Tu fixes le jeune homme de ton regard vide. Évidement que tu te souvenais de lui. C'était un peu la première personne à t'être venue en aide après que tu sois parvenue à tuer ton père adoptif. Les gens ne faisaient pas trop attention aux voyageurs en général, tant s'est habituel d'en croiser. Mais lui t'avait accordé de l'attention et du temps alors qu'il ne savait rien de toi. Plus encore, il t'a amené à devenir celle que tu es aujourd'hui, même si tu as encore des progrès à faire. Mais chaque chose en son temps comme on dit.
« Oui. Vyce Ostvald. Cela fait deux ans.»
Déjà. T'en a pas l'impression. T'as plutôt la sensation que c'était il y a deux semaines. Tout ici a l'air familier, comme si rien n'avait changé.

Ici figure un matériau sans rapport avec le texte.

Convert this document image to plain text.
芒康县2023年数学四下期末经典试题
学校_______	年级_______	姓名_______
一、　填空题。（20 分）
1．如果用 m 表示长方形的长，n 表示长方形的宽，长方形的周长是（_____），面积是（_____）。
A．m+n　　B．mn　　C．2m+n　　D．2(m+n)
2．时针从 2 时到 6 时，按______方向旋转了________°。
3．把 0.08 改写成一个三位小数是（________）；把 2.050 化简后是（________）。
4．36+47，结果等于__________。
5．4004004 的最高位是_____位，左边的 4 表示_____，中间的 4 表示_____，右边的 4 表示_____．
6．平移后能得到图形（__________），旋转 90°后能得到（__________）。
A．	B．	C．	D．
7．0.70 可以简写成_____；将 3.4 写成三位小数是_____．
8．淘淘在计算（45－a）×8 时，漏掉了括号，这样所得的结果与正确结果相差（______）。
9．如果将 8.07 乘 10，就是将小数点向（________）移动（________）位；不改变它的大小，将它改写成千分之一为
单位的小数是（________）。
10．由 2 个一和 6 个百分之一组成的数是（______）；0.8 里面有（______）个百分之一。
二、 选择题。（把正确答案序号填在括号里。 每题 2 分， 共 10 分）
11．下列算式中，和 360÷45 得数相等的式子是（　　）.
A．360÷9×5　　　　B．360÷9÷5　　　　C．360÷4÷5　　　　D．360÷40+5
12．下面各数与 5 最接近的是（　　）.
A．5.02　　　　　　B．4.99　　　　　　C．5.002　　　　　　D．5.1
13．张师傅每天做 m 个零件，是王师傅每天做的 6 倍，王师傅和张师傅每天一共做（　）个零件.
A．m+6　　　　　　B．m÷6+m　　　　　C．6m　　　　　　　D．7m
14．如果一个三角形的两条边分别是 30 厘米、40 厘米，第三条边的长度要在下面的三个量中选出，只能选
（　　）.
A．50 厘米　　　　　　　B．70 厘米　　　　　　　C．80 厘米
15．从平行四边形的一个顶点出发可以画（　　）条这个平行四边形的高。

« T'as pas changé, dis donc.»
Ou c'était juste toi qui avait tellement l'œil que tu n'avais vu aucune différence. Tu reconnais les traits de son visage, ces petits détails sur lesquels le temps n'ont pas eus d'effets.
« Qu'est ce que tu deviens ? »
Vyce se gratta le derrière de la tête, un grand sourire figé accroché à ses lèvres, visiblement embarassé par la remarque de son interlocutrice.

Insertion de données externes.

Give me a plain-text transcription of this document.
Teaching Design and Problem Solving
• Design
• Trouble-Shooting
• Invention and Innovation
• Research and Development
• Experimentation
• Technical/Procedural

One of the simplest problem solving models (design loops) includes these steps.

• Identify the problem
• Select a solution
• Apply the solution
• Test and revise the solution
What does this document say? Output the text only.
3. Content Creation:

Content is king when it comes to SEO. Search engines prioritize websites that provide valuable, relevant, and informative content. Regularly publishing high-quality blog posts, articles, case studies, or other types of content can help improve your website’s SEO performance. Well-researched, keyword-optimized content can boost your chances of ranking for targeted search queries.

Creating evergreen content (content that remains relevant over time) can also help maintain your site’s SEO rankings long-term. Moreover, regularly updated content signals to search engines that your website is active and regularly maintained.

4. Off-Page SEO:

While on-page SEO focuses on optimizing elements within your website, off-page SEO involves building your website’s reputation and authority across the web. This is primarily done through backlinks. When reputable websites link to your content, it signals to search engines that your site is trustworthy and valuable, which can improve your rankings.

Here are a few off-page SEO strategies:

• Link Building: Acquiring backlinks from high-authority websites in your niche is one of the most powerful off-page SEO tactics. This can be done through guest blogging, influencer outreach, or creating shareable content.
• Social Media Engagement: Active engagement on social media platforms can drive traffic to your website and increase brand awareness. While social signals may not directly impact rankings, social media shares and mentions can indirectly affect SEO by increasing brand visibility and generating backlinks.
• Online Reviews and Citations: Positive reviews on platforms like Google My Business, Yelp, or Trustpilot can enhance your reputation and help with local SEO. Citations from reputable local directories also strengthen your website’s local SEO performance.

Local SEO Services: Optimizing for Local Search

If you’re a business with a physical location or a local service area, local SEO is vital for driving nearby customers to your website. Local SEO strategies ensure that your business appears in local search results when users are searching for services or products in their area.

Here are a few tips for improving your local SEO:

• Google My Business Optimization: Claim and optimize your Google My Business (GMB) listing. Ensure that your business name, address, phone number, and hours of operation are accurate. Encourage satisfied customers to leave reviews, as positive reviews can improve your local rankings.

« On me dit souvent que j’ai l’air d’un éternel adolescent... » répondit-il, avec une pointe de dérision dans la voix. Il lui semblait entendre quelqu'un lui souffler à l'oreille qu'elle parlait d'autre chose et qu'il y avait du vrai dans ce qu'elle disait. Deux ans à ne rien faire ! Digne du poltron qu'il était.

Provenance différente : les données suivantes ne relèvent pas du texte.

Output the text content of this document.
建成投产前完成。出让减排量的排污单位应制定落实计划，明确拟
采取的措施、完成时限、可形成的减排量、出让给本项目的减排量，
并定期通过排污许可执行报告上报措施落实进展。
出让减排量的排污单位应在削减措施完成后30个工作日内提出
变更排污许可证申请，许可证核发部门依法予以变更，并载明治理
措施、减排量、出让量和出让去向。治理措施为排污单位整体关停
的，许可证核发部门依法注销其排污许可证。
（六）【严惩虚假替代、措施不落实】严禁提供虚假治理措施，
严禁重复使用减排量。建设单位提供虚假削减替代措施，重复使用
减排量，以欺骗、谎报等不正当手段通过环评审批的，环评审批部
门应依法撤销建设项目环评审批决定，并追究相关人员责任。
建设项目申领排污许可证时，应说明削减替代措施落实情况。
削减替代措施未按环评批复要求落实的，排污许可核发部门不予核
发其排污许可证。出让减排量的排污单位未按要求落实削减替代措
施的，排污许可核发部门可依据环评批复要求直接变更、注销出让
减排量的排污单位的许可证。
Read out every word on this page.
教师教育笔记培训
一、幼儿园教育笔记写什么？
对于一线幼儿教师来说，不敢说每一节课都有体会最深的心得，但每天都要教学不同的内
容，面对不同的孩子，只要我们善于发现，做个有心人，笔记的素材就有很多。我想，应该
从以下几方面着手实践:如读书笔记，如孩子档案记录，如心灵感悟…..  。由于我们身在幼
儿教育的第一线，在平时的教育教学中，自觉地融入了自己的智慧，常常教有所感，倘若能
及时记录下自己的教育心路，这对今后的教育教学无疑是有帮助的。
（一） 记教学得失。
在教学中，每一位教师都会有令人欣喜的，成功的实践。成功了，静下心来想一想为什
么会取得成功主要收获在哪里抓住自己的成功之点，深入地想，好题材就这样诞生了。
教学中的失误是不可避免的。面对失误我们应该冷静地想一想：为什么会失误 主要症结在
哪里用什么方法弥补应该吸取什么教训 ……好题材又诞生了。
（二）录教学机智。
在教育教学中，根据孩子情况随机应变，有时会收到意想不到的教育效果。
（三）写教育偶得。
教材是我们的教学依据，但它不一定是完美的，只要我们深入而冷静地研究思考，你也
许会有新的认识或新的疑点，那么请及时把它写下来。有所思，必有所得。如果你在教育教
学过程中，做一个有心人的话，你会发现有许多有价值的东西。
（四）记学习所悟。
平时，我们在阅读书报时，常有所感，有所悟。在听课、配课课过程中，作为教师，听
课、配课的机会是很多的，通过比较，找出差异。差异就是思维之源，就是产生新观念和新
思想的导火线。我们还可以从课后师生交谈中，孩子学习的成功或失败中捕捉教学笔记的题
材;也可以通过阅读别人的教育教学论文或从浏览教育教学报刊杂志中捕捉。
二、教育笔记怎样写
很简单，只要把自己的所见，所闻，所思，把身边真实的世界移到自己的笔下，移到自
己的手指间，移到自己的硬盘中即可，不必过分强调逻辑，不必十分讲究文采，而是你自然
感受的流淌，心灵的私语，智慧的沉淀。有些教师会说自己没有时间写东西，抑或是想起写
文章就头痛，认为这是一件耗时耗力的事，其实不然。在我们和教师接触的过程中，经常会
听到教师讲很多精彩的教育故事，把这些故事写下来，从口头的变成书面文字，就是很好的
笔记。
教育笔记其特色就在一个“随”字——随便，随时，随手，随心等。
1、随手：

Chassant ces bruits déplaisants qui se mêlaient à ses pensées, Vyce poursuivit.
« Je fais ce que j’ai toujours fait, Alizée. Servir la guilde des aventuriers, aider les autres… la routine, tu sais ? » Sa réponse était remarquablement concise et on ne peut plus claire. On sentait qu'il avait pris l'habitude de minimiser l'intérêt que ses aventures pouvaient susciter, sans doute pour changer immédiatement de sujet. « Assez parlé de moi ! »
Vyce fit glisser un verre vide de la table devant la jeune femme et souleva un pichet en émail à proximité pour y verser généreusement de l'eau.
« Tu as soif ? Comment vas-tu ? La dernière fois que nous nous sommes vus, tu… »
Déposant le récipient, Vyce marqua une pause, son regard perdu au loin. Des images confuses et nébuleuses se formaient dans son esprit. Le son réconfortant de la pluie battant les vitres et les toits des habitations ; l'odeur de l'herbe et de la terre trempée ; lui, une main tendue vers une étrangère à l'expression atone. Il coupa court à ses réminiscences, lorsqu'il se sentit progressivement aspiré par sa mémoire.
« Tu semblais si désemparée. »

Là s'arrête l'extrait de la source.